La vision à court terme est de participer à l’autonomisation des étudiantes scientifiques, à long terme d’obtenir l’équilibre des compétences en quantité et en qualité, en vue de l’égalité homme - femme. « C’est le lieu pour moi de saluer le gouvernement pour tous les efforts qu’il déploie pour encourager la scolarisation de la jeune fille. Il faut récompenser l’excellence à l’école. La jeunesse ivoirienne a autant besoin de chèques que de valeurs et de modèles. Le mérite doit être perçu par tous, en Côte d’Ivoire, comme le moyen le plus approprié pour s’élever dans la société », a ajouté Sangaré Yaya.

A cette cérémonie de distinction qui s’inscrit dans la droite ligne du grand combat de la promotion du genre, comme souhaité par l’Etat de Côte d’Ivoire, le ministre de l’Enseignement supérieur et de la Recherche scientifique, Adama Diwara, a pris l’engagement de soutenir les inventeurs de Côte d’Ivoire, et d’instaurer des classes préparatoires dans les universités et grandes écoles. « Les sciences, la technologie, l’ingénierie et les mathématiques disposent en leur sein, de l’essentiel des outils nécessaires au développement économique harmonieux d’une nation moderne. Ces disciplines à elles seules, constituent le socle des besoins en innovation nécessaire à un développement durable de notre société », a fait remarquer le ministre. Adama Diawara a aussi salué le travail des lauréates.

Cette cérémonie de distinction a été marquée par un panel sur le thème : « Apport de la science, de la technologie et de l'innovation dans le processus d'autonomisation de la femme ». Les 4 panélistes, Zoundi Patricia, Ouattara Corine, Ogo Christelle et Marie-Josée Wilson, ont partagé leurs expériences d’entrepreneures avec les lauréates.

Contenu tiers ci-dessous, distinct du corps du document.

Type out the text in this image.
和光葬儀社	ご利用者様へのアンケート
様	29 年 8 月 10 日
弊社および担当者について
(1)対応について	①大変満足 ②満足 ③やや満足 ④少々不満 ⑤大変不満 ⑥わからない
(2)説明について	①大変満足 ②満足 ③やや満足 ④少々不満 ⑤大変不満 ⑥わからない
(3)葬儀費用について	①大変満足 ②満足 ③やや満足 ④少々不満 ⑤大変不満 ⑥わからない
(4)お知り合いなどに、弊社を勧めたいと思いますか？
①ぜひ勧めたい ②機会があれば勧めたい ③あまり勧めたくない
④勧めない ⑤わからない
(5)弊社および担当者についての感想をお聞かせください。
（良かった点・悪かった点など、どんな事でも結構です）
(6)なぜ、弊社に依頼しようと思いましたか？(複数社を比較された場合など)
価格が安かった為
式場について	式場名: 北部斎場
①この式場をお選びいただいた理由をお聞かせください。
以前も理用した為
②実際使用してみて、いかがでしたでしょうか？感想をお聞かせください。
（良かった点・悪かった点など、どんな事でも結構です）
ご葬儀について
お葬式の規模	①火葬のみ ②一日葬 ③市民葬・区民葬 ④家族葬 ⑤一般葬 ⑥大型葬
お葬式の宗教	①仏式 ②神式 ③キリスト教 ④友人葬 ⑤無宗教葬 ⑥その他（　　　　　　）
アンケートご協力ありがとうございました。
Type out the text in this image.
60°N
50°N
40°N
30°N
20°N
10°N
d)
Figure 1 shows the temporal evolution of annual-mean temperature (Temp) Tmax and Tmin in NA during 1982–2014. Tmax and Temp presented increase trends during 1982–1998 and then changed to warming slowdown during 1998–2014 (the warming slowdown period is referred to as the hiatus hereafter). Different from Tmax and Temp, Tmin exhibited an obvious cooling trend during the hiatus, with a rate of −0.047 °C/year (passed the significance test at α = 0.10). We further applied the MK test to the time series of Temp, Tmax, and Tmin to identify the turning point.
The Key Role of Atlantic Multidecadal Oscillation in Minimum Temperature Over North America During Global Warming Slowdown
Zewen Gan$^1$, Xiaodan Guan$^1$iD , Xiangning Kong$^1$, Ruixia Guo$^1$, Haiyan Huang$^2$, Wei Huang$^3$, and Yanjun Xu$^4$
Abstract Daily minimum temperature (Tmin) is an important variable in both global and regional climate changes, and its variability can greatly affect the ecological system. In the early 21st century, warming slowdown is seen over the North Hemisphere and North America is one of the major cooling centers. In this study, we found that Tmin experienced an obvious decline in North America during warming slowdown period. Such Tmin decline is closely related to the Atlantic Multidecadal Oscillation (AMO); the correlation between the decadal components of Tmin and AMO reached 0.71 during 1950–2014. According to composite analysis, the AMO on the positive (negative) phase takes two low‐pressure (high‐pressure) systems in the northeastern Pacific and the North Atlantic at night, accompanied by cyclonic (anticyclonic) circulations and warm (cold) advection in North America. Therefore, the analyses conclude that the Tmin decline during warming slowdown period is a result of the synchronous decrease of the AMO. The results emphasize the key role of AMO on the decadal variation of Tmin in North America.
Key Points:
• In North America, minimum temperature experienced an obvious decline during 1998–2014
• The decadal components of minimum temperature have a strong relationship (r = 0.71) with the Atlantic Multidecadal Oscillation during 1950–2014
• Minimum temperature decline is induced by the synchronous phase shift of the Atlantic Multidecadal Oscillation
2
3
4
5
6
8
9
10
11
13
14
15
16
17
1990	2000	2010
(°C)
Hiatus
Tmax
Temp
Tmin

Elles leur ont donné plusieurs conseils utiles. « Je vous encourage parce que moi ça a été une barrière pour moi que j'ai surmontée », a exhorté Zoundi Patricia. Ouattara Corine, elle, a déclaré : « Derrière un ordinateur, tu peux développer une solution qui va changer des vies. Pour moi les barrières, les limites ça n'existe pas. Pour moi une femme n'est pas seulement liée à l'entrepreneuriat de première nécessité. Il va falloir à un moment donné que vous ayez une vision. Il ne faut jamais abandonner. Continuer de rêver. Il ne suffit pas d'être belles. Il faut entreprendre ».

De son côté, Ogo Christelle, étudiante, a insisté sur le fait que « la science peut amener un pays à un développement qui dépasse l'entendement humain ». La doyenne Marie-Josée Wilson, biologiste inventeur, spécialiste de l'étude du cheveux au microscope, et qui a été à la tête de l’association des inventeurs de Côte d’Ivoire pendant 8 ans, a souligné un point. « Le domaine de l'invention ce n'est pas que pour les européens. On peut inventer. Mais pour faire de l'invention, il faut être une scientifique. Être inventeur c'est un parcours très difficile. Elle a également fait un plaidoyer auprès d’Adama Diawara pour que le gouvernement appuie concrètement les inventeurs.

Pour sa part, Mahan Philomène, représentante des lauréates de cette troisième édition, a exprimé leurs remerciements. En ce qui la concerne, Pr. Coulibaly Awa, marraine des 22 jeunes filles et présidente du conseil scientifique du Fonsti, a fait une exhortation. « Je vous convoque à vous projeter dans le futur. Vous devez continuer à travailler avec abnégation pour mériter cette confiance. Vous devez cultiver certaines valeurs. Travaillez. Le monde appartient aux vaillants. Essayez de devenir une femme qui a de la valeur. Je fonde en vous beaucoup d'espoir », a-t-elle dit. Pr. Coulibaly Awa a adressé des félicitations au Fonsti pour ses actions en faveur de la science, de l’innovation et de la technologie.